Delaware State Fair
Harrington, Del. • Friday, July 29, 2016
George Thorogood brought his band the Destroyers to the Delaware State Fair for a night of blues and rock n’ roll. Waiting for the show to begin, I ran into legendary harp player Dr. Harmonica (Mark Keneally) and his wife Mary seated in the front row, of course. The good Doc cited Thorogood as an inspiration being one of the best blues players in the business, and also a fellow Delawarean. At 9pm, Thorogood and his four-piece backing band took the stage to thunderous applause from the already in the mood partying crowd and went on to rock through a 12-song, 90-minute set of half originals and half covers which he always plays. Thorogood, whom I have not seen since ‘08, looks like he hasn’t aged at all. He walked on stage with pretty much the same attire he usually wears, sporting his silver snake skin bandana, sunglasses, jeans and a cut-off Destroyers T-shirt. The band opened with "Rock Party," Bo Diddley's "Who Do You Love", and "The Fixer;" then said to the crowd, “How is everybody in Delaware? This is our first time in Harrington and it won’t be our last.” The band then went right into "Night Time" and segued into "I Drink Alone". After the song he said, “I'm hot!” and then shed his bandana and sunglasses. Thorogood then said he met John Lee Hooker once who told him he was good, and Thorogood replied "I know, and after 40 years now I'm only badder and better,” as he launched into Hooker's famous "House Rent Blues / One Bourbon, One Scotch, One Beer.” As everyone knows, in the latter part of the song he sings, "If you’re high, your mouth is dry." He then told the crowd to not drive, get your friend to drive you home, or get your friend’s girlfriend to drive you home. “That’s my Public Safety Announcement for the evening,” he said. At the end of the next song, "Get a Haircut", he said, "It’s too quiet for a Friday rock concert, especially a Destroyers show!” Out comes a switch of guitars from his hollow body black Gibson to a white one along with his copper slide for "Gear Jammer," on which he played a nice slide solo. To close out the first set, he played Hank William's "Move it On Over" and "Twenty Dollar Gig", with Thorogood just on vocals and no guitar. Next, with just the opening chords to "Bad to the Bone," the crowd instantly knew the song and the cheers and sing-a-long began. At the end of the song he held up the guitar over his head while the band walked off and left him standing in the spotlight until he exited the stage.
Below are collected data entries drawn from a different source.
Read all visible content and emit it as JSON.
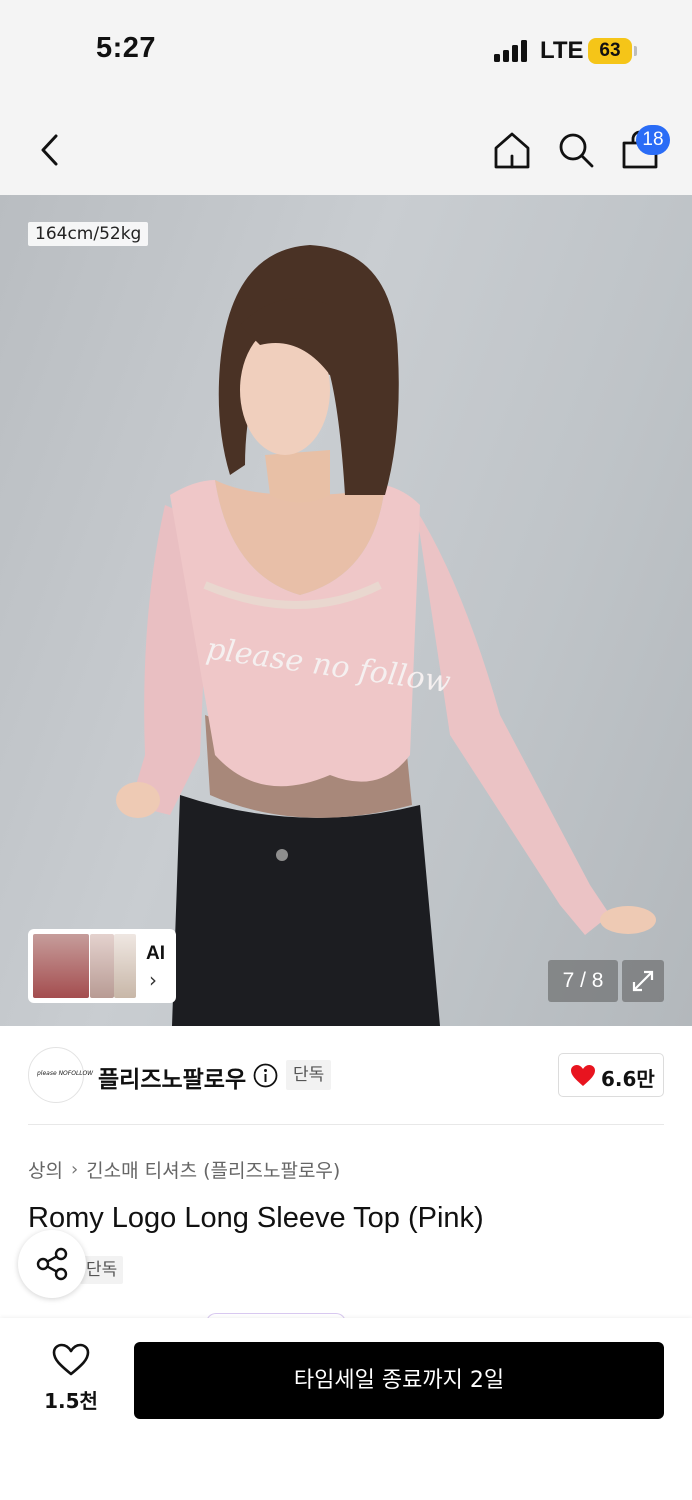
{
  "status_bar": {
    "time": "5:27",
    "network": "LTE",
    "battery": "63"
  },
  "nav": {
    "cart_count": "18"
  },
  "hero": {
    "model_size": "164cm/52kg",
    "ai_label": "AI",
    "image_index": "7 / 8",
    "shirt_print": "please no follow"
  },
  "brand": {
    "logo_text": "please NOFOLLOW",
    "name": "플리즈노팔로우",
    "exclusive_badge": "단독",
    "likes": "6.6만"
  },
  "breadcrumb": {
    "category": "상의",
    "subcategory": "긴소매 티셔츠 (플리즈노팔로우)"
  },
  "product": {
    "title": "Romy Logo Long Sleeve Top (Pink)",
    "exclusive_badge": "단독"
  },
  "bottom_bar": {
    "wish_count": "1.5천",
    "cta_label": "타임세일 종료까지 2일"
  },
  "colors": {
    "accent_blue": "#2a6cf6",
    "heart_red": "#e8141f",
    "cta_black": "#000000",
    "battery_yellow": "#f5c518"
  }
}
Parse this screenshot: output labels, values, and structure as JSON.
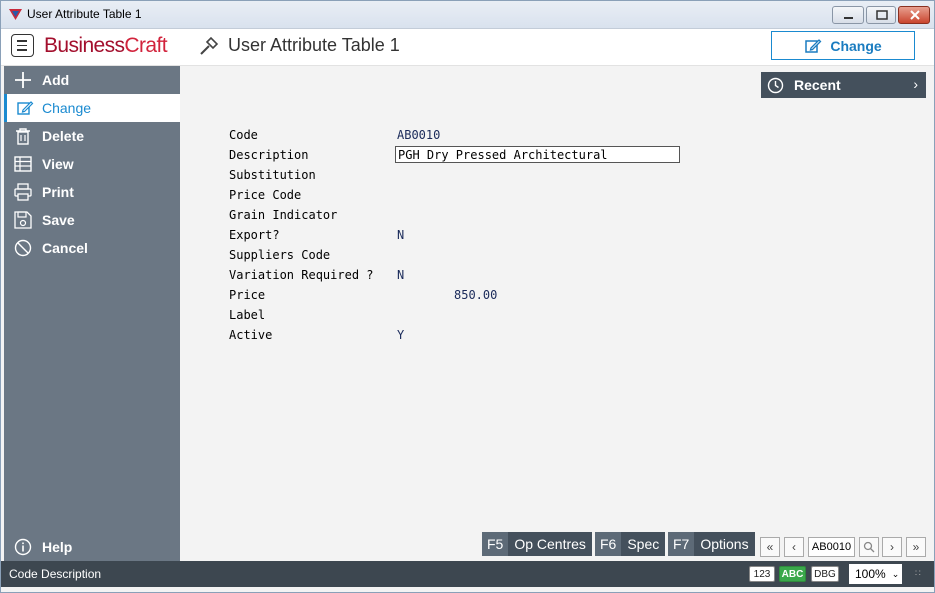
{
  "window": {
    "title": "User Attribute Table 1"
  },
  "header": {
    "logo_part1": "Business",
    "logo_part2": "Craft",
    "page_title": "User Attribute Table 1",
    "change_button": "Change"
  },
  "sidebar": {
    "items": [
      {
        "label": "Add",
        "icon": "plus-icon"
      },
      {
        "label": "Change",
        "icon": "edit-icon"
      },
      {
        "label": "Delete",
        "icon": "trash-icon"
      },
      {
        "label": "View",
        "icon": "table-icon"
      },
      {
        "label": "Print",
        "icon": "printer-icon"
      },
      {
        "label": "Save",
        "icon": "save-icon"
      },
      {
        "label": "Cancel",
        "icon": "cancel-icon"
      }
    ],
    "help": "Help"
  },
  "recent": {
    "label": "Recent"
  },
  "form": {
    "fields": [
      {
        "label": "Code",
        "value": "AB0010"
      },
      {
        "label": "Description",
        "value": "PGH Dry Pressed Architectural"
      },
      {
        "label": "Substitution",
        "value": ""
      },
      {
        "label": "Price Code",
        "value": ""
      },
      {
        "label": "Grain Indicator",
        "value": ""
      },
      {
        "label": "Export?",
        "value": "N"
      },
      {
        "label": "Suppliers Code",
        "value": ""
      },
      {
        "label": "Variation Required ?",
        "value": "N"
      },
      {
        "label": "Price",
        "value": "850.00"
      },
      {
        "label": "Label",
        "value": ""
      },
      {
        "label": "Active",
        "value": "Y"
      }
    ]
  },
  "function_keys": [
    {
      "key": "F5",
      "label": "Op Centres"
    },
    {
      "key": "F6",
      "label": "Spec"
    },
    {
      "key": "F7",
      "label": "Options"
    }
  ],
  "navigator": {
    "current_record": "AB0010"
  },
  "statusbar": {
    "text": "Code Description",
    "badges": [
      "123",
      "ABC",
      "DBG"
    ],
    "zoom": "100%"
  },
  "colors": {
    "accent": "#1a8ad0",
    "sidebar": "#6b7784",
    "brand": "#a30f2d"
  }
}
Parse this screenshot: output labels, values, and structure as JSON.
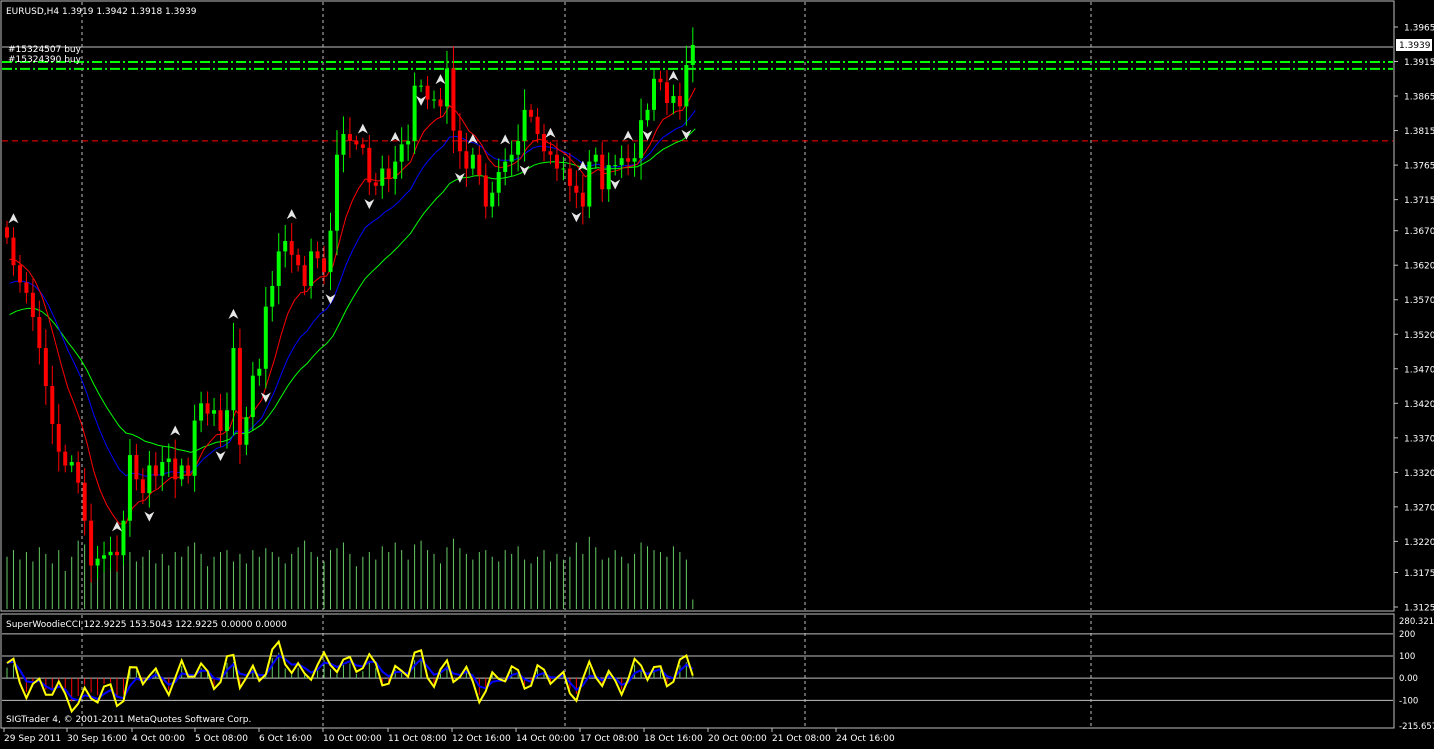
{
  "colors": {
    "background": "#000000",
    "bull": "#00ff00",
    "bear": "#ff0000",
    "frame": "#c0c0c0",
    "text": "#ffffff",
    "ma_fast": "#ff0000",
    "ma_mid": "#0000ff",
    "ma_slow": "#00ff00",
    "cci": "#0000ff",
    "turbo_cci": "#ffff00",
    "hist_bull": "#66cc66",
    "hist_bear": "#ff0000",
    "order_line": "#00ff00",
    "stop_line": "#ff0000",
    "volume": "#66cc66",
    "fractal": "#e6e6e6"
  },
  "header": {
    "symbol_label": "EURUSD,H4  1.3919 1.3942 1.3918 1.3939"
  },
  "orders": [
    {
      "label": "#15324507 buy",
      "price": 1.3915
    },
    {
      "label": "#15324390 buy",
      "price": 1.3905
    }
  ],
  "stop_level": 1.38,
  "current_price_label": "1.3939",
  "indicator": {
    "label": "SuperWoodieCCI 122.9225 153.5043 122.9225 0.0000 0.0000",
    "copyright": "SIGTrader 4, © 2001-2011 MetaQuotes Software Corp.",
    "scale_labels": [
      "280.321",
      "200",
      "100",
      "0.00",
      "-100",
      "-215.657"
    ]
  },
  "chart_data": {
    "type": "candlestick",
    "symbol": "EURUSD",
    "timeframe": "H4",
    "price_axis": {
      "ylim": [
        1.3125,
        1.3965
      ],
      "ticks": [
        "1.3965",
        "1.3915",
        "1.3865",
        "1.3815",
        "1.3765",
        "1.3715",
        "1.3670",
        "1.3620",
        "1.3570",
        "1.3520",
        "1.3470",
        "1.3420",
        "1.3370",
        "1.3320",
        "1.3270",
        "1.3220",
        "1.3175",
        "1.3125"
      ]
    },
    "x_labels": [
      "29 Sep 2011",
      "30 Sep 16:00",
      "4 Oct 00:00",
      "5 Oct 08:00",
      "6 Oct 16:00",
      "10 Oct 00:00",
      "11 Oct 08:00",
      "12 Oct 16:00",
      "14 Oct 00:00",
      "17 Oct 08:00",
      "18 Oct 16:00",
      "20 Oct 00:00",
      "21 Oct 08:00",
      "24 Oct 16:00"
    ],
    "close": [
      1.366,
      1.362,
      1.3595,
      1.358,
      1.3545,
      1.35,
      1.3445,
      1.339,
      1.335,
      1.333,
      1.3335,
      1.3305,
      1.325,
      1.3185,
      1.3195,
      1.32,
      1.3205,
      1.32,
      1.325,
      1.3345,
      1.331,
      1.329,
      1.333,
      1.3315,
      1.3335,
      1.334,
      1.331,
      1.333,
      1.3315,
      1.3395,
      1.342,
      1.3405,
      1.341,
      1.338,
      1.341,
      1.35,
      1.336,
      1.34,
      1.346,
      1.347,
      1.356,
      1.359,
      1.364,
      1.3655,
      1.3635,
      1.362,
      1.359,
      1.364,
      1.363,
      1.361,
      1.367,
      1.378,
      1.381,
      1.38,
      1.3795,
      1.379,
      1.374,
      1.3735,
      1.376,
      1.3745,
      1.377,
      1.3795,
      1.38,
      1.388,
      1.388,
      1.386,
      1.386,
      1.385,
      1.3905,
      1.3815,
      1.3785,
      1.376,
      1.378,
      1.375,
      1.3705,
      1.3725,
      1.3755,
      1.377,
      1.378,
      1.38,
      1.3845,
      1.3835,
      1.381,
      1.3785,
      1.378,
      1.376,
      1.376,
      1.3735,
      1.3725,
      1.3705,
      1.377,
      1.378,
      1.373,
      1.3765,
      1.3765,
      1.3775,
      1.377,
      1.3775,
      1.383,
      1.3845,
      1.389,
      1.3885,
      1.3855,
      1.3865,
      1.385,
      1.391,
      1.3939
    ],
    "volume": [
      0.55,
      0.62,
      0.52,
      0.6,
      0.5,
      0.65,
      0.58,
      0.48,
      0.62,
      0.4,
      0.55,
      0.72,
      0.68,
      0.6,
      0.45,
      0.5,
      0.48,
      0.7,
      0.66,
      0.6,
      0.5,
      0.55,
      0.62,
      0.48,
      0.58,
      0.46,
      0.6,
      0.55,
      0.66,
      0.7,
      0.58,
      0.45,
      0.55,
      0.6,
      0.62,
      0.5,
      0.58,
      0.48,
      0.62,
      0.55,
      0.64,
      0.6,
      0.55,
      0.48,
      0.58,
      0.65,
      0.72,
      0.6,
      0.55,
      0.5,
      0.62,
      0.64,
      0.7,
      0.58,
      0.45,
      0.55,
      0.6,
      0.52,
      0.66,
      0.6,
      0.7,
      0.62,
      0.52,
      0.68,
      0.72,
      0.62,
      0.58,
      0.48,
      0.65,
      0.74,
      0.64,
      0.58,
      0.52,
      0.6,
      0.62,
      0.55,
      0.5,
      0.62,
      0.58,
      0.66,
      0.52,
      0.48,
      0.55,
      0.62,
      0.5,
      0.58,
      0.52,
      0.55,
      0.7,
      0.58,
      0.76,
      0.65,
      0.52,
      0.54,
      0.62,
      0.55,
      0.48,
      0.58,
      0.7,
      0.66,
      0.62,
      0.6,
      0.55,
      0.66,
      0.6,
      0.52,
      0.1
    ],
    "cci_ylim": [
      -215.657,
      280.321
    ],
    "fractals_up_idx": [
      1,
      17,
      26,
      35,
      44,
      55,
      60,
      67,
      72,
      77,
      84,
      89,
      96,
      103
    ],
    "fractals_down_idx": [
      22,
      33,
      40,
      50,
      56,
      64,
      70,
      80,
      88,
      94,
      99,
      105
    ]
  }
}
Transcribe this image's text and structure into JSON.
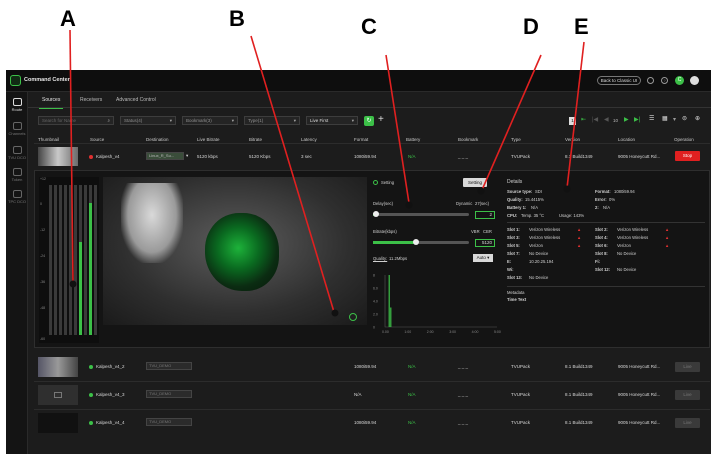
{
  "callouts": [
    "A",
    "B",
    "C",
    "D",
    "E"
  ],
  "app": {
    "title": "Command Center",
    "classic_button": "Back to Classic UI",
    "avatar_initial": "C"
  },
  "sidebar": {
    "items": [
      {
        "label": "Route",
        "icon": "route-icon"
      },
      {
        "label": "Channels",
        "icon": "channels-icon"
      },
      {
        "label": "TVU DCO",
        "icon": "tvu-dco-icon"
      },
      {
        "label": "Token",
        "icon": "token-icon"
      },
      {
        "label": "TPC DCO",
        "icon": "tpc-dco-icon"
      }
    ]
  },
  "tabs": [
    "Sources",
    "Receivers",
    "Advanced Control"
  ],
  "filters": {
    "search_placeholder": "Search for Name",
    "status": "Status(4)",
    "bookmark": "Bookmark(3)",
    "type": "Type(1)",
    "sort": "Live First"
  },
  "pagination": {
    "page": "1",
    "per_page": "10"
  },
  "columns": [
    "Thumbnail",
    "Source",
    "Destination",
    "Live Bitrate",
    "Bitrate",
    "Latency",
    "Format",
    "Battery",
    "Bookmark",
    "Type",
    "Version",
    "Location",
    "Operation"
  ],
  "rows": [
    {
      "source": "Kalpesh_v4",
      "status_color": "#e03030",
      "destination": "Linux_R_Su...",
      "live_bitrate": "5120 kbps",
      "bitrate": "5120 Kbps",
      "latency": "3 sec",
      "format": "1080i59.94",
      "battery": "N/A",
      "bookmark": "_ _ _",
      "type": "TVUPack",
      "version": "8.1 Build1349",
      "location": "9005 Honeycutt Rd...",
      "operation": "Stop"
    },
    {
      "source": "Kalpesh_v4_2",
      "status_color": "#3cc048",
      "destination": "TVU_DEMO",
      "live_bitrate": "",
      "bitrate": "",
      "latency": "",
      "format": "1080i59.94",
      "battery": "N/A",
      "bookmark": "_ _ _",
      "type": "TVUPack",
      "version": "8.1 Build1349",
      "location": "9005 Honeycutt Rd...",
      "operation": "Live"
    },
    {
      "source": "Kalpesh_v4_3",
      "status_color": "#3cc048",
      "destination": "TVU_DEMO",
      "live_bitrate": "",
      "bitrate": "",
      "latency": "",
      "format": "N/A",
      "battery": "N/A",
      "bookmark": "_ _ _",
      "type": "TVUPack",
      "version": "8.1 Build1349",
      "location": "9005 Honeycutt Rd...",
      "operation": "Live"
    },
    {
      "source": "Kalpesh_v4_4",
      "status_color": "#3cc048",
      "destination": "TVU_DEMO",
      "live_bitrate": "",
      "bitrate": "",
      "latency": "",
      "format": "1080i59.94",
      "battery": "N/A",
      "bookmark": "_ _ _",
      "type": "TVUPack",
      "version": "8.1 Build1349",
      "location": "9005 Honeycutt Rd...",
      "operation": "Live"
    }
  ],
  "audio_meter": {
    "scale": [
      "+12",
      "0",
      "-12",
      "-24",
      "-36",
      "-48",
      "-60"
    ],
    "levels": [
      0.0,
      0.0,
      0.0,
      0.0,
      0.0,
      0.0,
      0.62,
      0.0,
      0.88,
      0.0
    ]
  },
  "control": {
    "setting_label": "Setting",
    "setting_button": "Setting",
    "delay_label": "Delay(sec)",
    "dynamic_label": "Dynamic",
    "dynamic_value": "27(sec)",
    "delay_value": "2",
    "delay_level": 0.03,
    "bitrate_label": "Bitrate(kbps)",
    "vbr_label": "VBR",
    "cbr_label": "CBR",
    "bitrate_value": "5120",
    "bitrate_level": 0.45,
    "quality_label": "Quality:",
    "quality_value": "11.2Mbps",
    "auto_button": "Auto"
  },
  "mini_chart": {
    "type": "bar",
    "y_ticks": [
      "8",
      "6.0",
      "4.0",
      "2.0",
      "0"
    ],
    "x_ticks": [
      "0.00",
      "1:00",
      "2:00",
      "3:00",
      "4:00",
      "5:00"
    ],
    "values": [
      0,
      8,
      3
    ]
  },
  "details": {
    "title": "Details",
    "source_type_label": "Source type:",
    "source_type": "SDI",
    "format_label": "Format:",
    "format": "1080i59.94",
    "quality_label": "Quality:",
    "quality": "15.4415%",
    "error_label": "Error:",
    "error": "0%",
    "battery1_label": "Battery 1:",
    "battery1": "N/A",
    "battery2_label": "2:",
    "battery2": "N/A",
    "cpu_label": "CPU:",
    "cpu_temp": "Temp. 35 °C",
    "cpu_usage": "Usage: 143%",
    "slots": [
      {
        "label": "Slot 1:",
        "value": "Verizon Wireless",
        "bad": true
      },
      {
        "label": "Slot 2:",
        "value": "Verizon Wireless",
        "bad": true
      },
      {
        "label": "Slot 3:",
        "value": "Verizon Wireless",
        "bad": true
      },
      {
        "label": "Slot 4:",
        "value": "Verizon Wireless",
        "bad": true
      },
      {
        "label": "Slot 5:",
        "value": "Verizon",
        "bad": true
      },
      {
        "label": "Slot 6:",
        "value": "Verizon",
        "bad": true
      },
      {
        "label": "Slot 7:",
        "value": "No Device",
        "bad": false
      },
      {
        "label": "Slot 8:",
        "value": "No Device",
        "bad": false
      },
      {
        "label": "E:",
        "value": "10.20.25.194",
        "bad": false
      },
      {
        "label": "Fi:",
        "value": "",
        "bad": false
      },
      {
        "label": "Wi:",
        "value": "",
        "bad": false
      },
      {
        "label": "Slot 12:",
        "value": "No Device",
        "bad": false
      },
      {
        "label": "Slot 13:",
        "value": "No Device",
        "bad": false
      }
    ],
    "metadata_title": "Metadata",
    "metadata_value": "Time Text"
  },
  "colors": {
    "accent": "#3cc048",
    "danger": "#e02020",
    "bg": "#1c1c1c"
  }
}
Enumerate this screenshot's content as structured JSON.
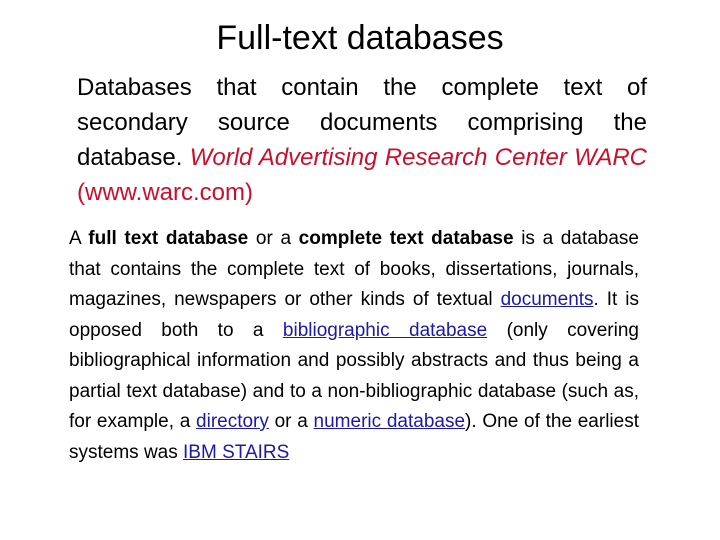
{
  "slide": {
    "title": "Full-text databases",
    "definition": {
      "text_black": "Databases that contain the complete text of secondary source documents comprising the database.",
      "text_red_italic": "World Advertising Research Center WARC",
      "text_red_plain": "(www.warc.com)"
    },
    "body": {
      "seg1": "A ",
      "bold1": "full text database",
      "seg2": " or a ",
      "bold2": "complete text database",
      "seg3": " is a database that contains the complete text of books, dissertations, journals, magazines, newspapers or other kinds of textual ",
      "link_documents": "documents",
      "seg4": ". It is opposed both to a ",
      "link_bibliographic": "bibliographic ",
      "seg5": " ",
      "link_database": "database",
      "seg6": " (only covering bibliographical information and possibly abstracts and thus being a partial text database) and to a non-bibliographic database (such as, for example, a ",
      "link_directory": "directory",
      "seg7": " or a ",
      "link_numeric_database": "numeric database",
      "seg8": "). One of the earliest systems was ",
      "link_ibm_stairs": "IBM STAIRS"
    }
  },
  "colors": {
    "accent_red": "#c8102e",
    "link_blue": "#1a1aa6",
    "text": "#000000",
    "background": "#ffffff"
  }
}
After a short break, the band returned and Thorogood said that backstage security had informed him that the fair's curfew had been lifted and there is time for one more song. The band played Elmore James’ "Madison Blues" giving the crowd one last sing-a-long for the night before the band ended and walked off once again. As the house lights came up, the PA system started to play an acoustic version of our National Anthem, to which Thorogood returned to the front of the stage and waved, bowed, and thanked the fans for coming out tonight before finally walking off for the night. Even though there were no flashy productions, I don’t think anyone noticed as the night of music from George Thorogood & the Destroyers was outrageously good rock n’ blues from a bona fide rock great.